Friday, May 24, 2019

Once Upon A Time In Hollywood: Tarantino's love letter to Hollywood and Sharon Tate

'Once Upon A Time In Hollywood': In 1969 Los Angeles, a television actor and his stunt double embark on an odyssey to make a name for themselves in the film industry. Featuring a large ensemble cast, Once Upon a Time in Hollywood weaves "multiple storylines in a tribute to the final moments of Hollywood's golden age." Release Date: July 26, 2019. Once Upon a Time … in Hollywood finds a pulp-fictionally redemptive take on the Manson nightmare in late-60s California: a B-movie loser’s state of grace. Margot Robbie presents Tate as a free-spirited young actress at the beginning of her career, wide-eyed and excited about what the future might hold for her. And although the film deals with the events of 9 August, 1969 in its own way, Charles Manson is by no means its focus. Tarantino soaks up the atmosphere of a magical Los Angeles slowly going to seed, the movie mecca of buzzing pool parties and glittering hot spots being invaded by the wild grass of youth culture and drugs. It’s a decadent town slowly rotting away.

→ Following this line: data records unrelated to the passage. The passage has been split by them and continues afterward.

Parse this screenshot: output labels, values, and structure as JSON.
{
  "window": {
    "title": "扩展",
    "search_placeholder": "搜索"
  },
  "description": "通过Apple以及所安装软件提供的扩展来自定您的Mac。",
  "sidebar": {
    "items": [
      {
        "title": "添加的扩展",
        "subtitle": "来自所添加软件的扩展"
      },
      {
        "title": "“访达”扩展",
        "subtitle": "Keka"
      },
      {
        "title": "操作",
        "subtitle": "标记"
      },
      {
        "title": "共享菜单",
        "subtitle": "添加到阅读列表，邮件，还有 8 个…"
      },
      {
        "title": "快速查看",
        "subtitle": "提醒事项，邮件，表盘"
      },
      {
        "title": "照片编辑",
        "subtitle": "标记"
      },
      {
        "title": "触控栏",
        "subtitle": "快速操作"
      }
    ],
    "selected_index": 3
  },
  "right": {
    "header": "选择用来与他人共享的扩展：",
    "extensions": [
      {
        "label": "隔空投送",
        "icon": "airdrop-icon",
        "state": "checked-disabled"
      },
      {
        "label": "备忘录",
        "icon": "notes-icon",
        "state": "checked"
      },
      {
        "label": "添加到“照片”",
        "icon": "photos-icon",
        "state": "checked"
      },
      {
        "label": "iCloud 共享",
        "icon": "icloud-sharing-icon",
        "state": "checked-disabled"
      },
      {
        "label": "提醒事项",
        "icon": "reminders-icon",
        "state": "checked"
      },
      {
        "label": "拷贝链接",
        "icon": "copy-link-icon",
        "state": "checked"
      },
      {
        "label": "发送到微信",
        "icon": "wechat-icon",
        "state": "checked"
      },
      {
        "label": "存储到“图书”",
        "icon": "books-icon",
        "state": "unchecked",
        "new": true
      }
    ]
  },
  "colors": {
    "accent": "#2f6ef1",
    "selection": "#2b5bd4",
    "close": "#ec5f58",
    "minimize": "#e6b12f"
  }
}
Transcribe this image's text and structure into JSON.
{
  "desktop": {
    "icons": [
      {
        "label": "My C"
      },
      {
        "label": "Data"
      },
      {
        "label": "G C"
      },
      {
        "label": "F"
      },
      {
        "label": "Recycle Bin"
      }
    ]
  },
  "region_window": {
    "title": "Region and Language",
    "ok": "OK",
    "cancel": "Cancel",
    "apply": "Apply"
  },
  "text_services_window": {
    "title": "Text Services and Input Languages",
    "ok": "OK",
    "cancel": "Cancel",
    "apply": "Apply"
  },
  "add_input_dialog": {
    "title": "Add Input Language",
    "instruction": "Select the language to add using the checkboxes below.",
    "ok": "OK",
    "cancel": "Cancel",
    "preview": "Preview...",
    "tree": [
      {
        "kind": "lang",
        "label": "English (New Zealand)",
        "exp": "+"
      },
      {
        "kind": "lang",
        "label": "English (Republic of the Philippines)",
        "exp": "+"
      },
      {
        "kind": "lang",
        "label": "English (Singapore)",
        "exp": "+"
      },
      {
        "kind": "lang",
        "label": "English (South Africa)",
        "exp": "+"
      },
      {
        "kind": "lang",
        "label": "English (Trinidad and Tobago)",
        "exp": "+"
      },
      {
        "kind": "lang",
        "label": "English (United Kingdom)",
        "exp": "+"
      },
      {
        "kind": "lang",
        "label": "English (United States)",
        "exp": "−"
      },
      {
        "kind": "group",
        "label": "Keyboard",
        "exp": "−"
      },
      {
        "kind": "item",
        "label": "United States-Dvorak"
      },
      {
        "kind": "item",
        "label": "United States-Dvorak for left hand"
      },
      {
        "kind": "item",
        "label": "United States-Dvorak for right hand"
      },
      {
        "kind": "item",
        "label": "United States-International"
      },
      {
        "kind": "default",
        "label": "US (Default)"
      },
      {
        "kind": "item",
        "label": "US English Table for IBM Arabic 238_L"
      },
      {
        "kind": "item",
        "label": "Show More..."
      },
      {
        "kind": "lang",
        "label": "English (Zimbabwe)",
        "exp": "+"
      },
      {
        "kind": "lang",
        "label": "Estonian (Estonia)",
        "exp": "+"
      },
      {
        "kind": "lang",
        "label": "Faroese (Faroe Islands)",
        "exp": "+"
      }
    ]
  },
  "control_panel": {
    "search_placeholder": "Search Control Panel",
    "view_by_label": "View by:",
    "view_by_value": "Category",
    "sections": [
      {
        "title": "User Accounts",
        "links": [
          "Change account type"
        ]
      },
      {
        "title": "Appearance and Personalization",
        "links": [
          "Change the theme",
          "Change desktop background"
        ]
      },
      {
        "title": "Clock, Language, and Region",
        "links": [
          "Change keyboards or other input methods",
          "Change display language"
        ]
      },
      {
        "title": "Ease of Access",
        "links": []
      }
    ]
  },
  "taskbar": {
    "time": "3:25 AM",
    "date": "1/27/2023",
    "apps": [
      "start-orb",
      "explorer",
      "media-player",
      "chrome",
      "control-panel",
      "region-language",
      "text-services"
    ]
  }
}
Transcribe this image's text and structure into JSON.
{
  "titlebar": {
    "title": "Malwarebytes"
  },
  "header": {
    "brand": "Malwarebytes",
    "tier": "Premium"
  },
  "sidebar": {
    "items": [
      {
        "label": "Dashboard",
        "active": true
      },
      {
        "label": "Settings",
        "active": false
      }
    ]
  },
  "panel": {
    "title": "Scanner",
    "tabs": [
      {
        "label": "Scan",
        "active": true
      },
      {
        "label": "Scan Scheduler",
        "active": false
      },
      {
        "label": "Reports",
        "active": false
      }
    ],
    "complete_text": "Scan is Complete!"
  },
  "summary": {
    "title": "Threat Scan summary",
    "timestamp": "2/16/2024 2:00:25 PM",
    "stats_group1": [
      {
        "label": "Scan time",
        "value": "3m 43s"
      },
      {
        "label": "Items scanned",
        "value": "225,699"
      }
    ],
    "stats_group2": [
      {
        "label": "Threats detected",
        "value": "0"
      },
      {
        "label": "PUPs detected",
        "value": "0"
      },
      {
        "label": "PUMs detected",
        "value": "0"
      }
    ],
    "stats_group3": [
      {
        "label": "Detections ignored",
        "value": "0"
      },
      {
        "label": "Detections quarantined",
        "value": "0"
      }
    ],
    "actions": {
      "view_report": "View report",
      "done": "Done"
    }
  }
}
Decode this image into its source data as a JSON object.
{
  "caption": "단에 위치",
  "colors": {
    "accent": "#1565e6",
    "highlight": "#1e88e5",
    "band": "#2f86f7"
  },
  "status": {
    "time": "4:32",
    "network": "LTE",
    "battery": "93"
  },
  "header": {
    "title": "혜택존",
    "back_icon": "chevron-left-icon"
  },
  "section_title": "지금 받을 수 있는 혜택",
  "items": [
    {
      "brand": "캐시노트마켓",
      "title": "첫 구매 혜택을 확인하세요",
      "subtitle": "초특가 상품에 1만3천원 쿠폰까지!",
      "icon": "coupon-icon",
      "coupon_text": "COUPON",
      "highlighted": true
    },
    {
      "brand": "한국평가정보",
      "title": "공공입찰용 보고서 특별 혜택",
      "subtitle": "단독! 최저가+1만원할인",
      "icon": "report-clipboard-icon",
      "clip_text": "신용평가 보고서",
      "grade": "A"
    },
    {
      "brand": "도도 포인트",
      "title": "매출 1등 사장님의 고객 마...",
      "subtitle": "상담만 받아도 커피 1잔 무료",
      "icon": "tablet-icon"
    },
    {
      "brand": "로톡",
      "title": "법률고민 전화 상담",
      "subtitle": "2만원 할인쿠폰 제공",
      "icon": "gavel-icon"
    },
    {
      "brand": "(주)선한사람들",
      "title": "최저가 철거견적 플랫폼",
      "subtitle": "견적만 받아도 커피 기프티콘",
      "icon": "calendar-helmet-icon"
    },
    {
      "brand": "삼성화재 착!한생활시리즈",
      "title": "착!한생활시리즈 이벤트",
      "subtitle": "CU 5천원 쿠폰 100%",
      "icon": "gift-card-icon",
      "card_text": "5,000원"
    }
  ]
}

Once Upon a Time in Hollywood really belongs to a figure who gets less screen time than either of the male leads but who fills the movie with light. Margot Robbie plays Sharon Tate, and in the movie’s most stunning sequence—set in February 1969—she comes upon a theater, the Bruin, that’s showing her most recent film, The Wrecking Crew, one of those spy joints starring Dean Martin. She goes up to the box-office booth to buy a ticket—and then it occurs to her that if she explains to the ticket girl that she’s actually in the film, she might be able to get in for free. DiCaprio’s Rick looks mischievously boyish, though you can’t help noticing the tiny crow’s feet marking the skin around his eyes, etched there by dried-up work and dwindling bank accounts—there’s an alluring, Robert Ryan-style weariness about him. Tarantino addressed the public’s continued interest in Charles Manson: “I think we’re fascinated by it because at the end of the day, it seems unfathomable. I’ve done a lot of research on it. How he was he was able to get these young girls and boys to cement to him seems unfathomable. The more you learn about it, the more information you get, it doesn’t make it any clear. It makes it more obscure.”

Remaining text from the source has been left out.